Why? I suspect two factors: progression of the PDD, and / or the lack of an audience. The people I hang with at the Oak House may be incredibly funny, but how would I know without speaking Danish? But I doubt it, they generally seem like a fairly dull bunch. Places like this are known as ‘Gods waiting rooms’, i.e. places where we go and wait to die (another potential joke lurks in a mispronouncing ‘to-die’ to sound like ‘today’ – ho ho ho, aren’t I the witty one?).

I think I’m beginning to settle in at the Oak House, though. I’ve formed a plan together with one of the regulars to produce some artwork to decorate a large wall in the kitchen with a new molten wax technique (well, new to me, anyway). I think I’ll enjoy that.

I have also been made a guide to the Oak House for a potential new ‘inmate’. As I may have mentioned, Marie attends every meeting relating to Parkinson’s or dementia in a 100 km radius. At one, she met a nice couple from the next village. The wife is ‘normal’, the husband has early-onset dementia. Somehow I’ve agreed baby-sit at his first visit to the Oak House, show him around and make him feel comfortable. A bonus is that he has lived for many years in Britain so is potentially someone easy for me to talk to.

He was inducted during our pre-Easter celebrations, a day starting with enormous pastries to celebrate my birthday, followed by an excessive lunch with beer and schnaps.
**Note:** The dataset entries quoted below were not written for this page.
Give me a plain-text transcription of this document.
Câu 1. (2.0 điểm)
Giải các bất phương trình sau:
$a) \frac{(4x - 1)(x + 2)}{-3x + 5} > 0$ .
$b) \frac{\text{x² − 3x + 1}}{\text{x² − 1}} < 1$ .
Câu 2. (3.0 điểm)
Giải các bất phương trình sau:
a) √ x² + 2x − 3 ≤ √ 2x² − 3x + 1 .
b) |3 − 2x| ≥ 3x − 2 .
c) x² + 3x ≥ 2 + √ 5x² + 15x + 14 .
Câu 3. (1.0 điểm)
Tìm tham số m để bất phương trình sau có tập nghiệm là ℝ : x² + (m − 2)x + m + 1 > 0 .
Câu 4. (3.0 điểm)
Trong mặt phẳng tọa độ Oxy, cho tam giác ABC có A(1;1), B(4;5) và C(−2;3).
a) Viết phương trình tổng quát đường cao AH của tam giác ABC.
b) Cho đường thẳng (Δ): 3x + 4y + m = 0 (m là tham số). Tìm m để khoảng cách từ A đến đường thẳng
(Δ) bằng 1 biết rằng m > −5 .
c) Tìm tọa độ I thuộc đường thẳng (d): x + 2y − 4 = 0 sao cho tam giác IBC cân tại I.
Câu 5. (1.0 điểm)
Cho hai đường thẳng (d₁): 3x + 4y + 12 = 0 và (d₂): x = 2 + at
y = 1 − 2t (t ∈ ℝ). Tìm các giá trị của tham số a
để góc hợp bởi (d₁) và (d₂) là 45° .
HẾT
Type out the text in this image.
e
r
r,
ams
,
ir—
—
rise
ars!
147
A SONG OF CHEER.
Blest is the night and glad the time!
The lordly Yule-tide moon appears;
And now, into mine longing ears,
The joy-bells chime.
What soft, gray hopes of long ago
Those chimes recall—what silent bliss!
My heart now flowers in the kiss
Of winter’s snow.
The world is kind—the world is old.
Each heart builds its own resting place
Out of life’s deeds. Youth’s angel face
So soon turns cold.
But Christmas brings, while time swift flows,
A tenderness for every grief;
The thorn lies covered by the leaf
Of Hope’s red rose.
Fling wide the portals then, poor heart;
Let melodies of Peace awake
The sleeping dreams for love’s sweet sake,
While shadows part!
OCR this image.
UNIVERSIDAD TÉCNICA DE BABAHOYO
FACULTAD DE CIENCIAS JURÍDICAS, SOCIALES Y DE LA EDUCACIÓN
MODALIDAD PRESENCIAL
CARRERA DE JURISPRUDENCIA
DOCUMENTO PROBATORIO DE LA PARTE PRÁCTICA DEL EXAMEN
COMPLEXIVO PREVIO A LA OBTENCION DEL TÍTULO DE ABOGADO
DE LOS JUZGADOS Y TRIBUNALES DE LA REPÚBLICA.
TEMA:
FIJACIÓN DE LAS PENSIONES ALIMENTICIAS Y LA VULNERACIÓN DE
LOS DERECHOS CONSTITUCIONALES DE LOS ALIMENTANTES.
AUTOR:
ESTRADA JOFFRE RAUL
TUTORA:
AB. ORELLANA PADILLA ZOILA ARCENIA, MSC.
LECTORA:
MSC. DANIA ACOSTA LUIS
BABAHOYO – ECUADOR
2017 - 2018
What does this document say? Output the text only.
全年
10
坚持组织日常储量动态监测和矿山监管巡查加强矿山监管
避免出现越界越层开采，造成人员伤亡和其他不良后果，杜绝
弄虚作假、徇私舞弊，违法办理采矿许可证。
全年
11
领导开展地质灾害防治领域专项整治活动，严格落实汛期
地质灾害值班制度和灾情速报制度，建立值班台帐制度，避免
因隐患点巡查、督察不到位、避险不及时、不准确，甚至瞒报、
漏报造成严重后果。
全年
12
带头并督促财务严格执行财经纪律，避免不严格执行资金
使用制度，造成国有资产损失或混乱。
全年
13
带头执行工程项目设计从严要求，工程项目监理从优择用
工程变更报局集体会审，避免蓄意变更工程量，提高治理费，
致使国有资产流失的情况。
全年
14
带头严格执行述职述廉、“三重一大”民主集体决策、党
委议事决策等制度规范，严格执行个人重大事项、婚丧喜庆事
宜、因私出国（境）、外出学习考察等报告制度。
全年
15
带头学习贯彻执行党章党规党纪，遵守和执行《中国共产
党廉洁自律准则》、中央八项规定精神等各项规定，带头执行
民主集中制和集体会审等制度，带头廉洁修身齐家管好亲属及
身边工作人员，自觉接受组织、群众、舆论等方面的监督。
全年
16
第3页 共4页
At home waited the promise of a birthday dinner consisting of a HUGE steak, a small amount of salad, and as much apple crumble and custard as I could possibly eat.

I’m told many Parkies go off their food because all the drugs can give you nausea, but that has happily not happened to me (yet?). But I do regularly increase my intake of red meat by viciously biting my cheeks. PD has got to be at fault there somehow, though I’m not at all sure if anything can be done about it.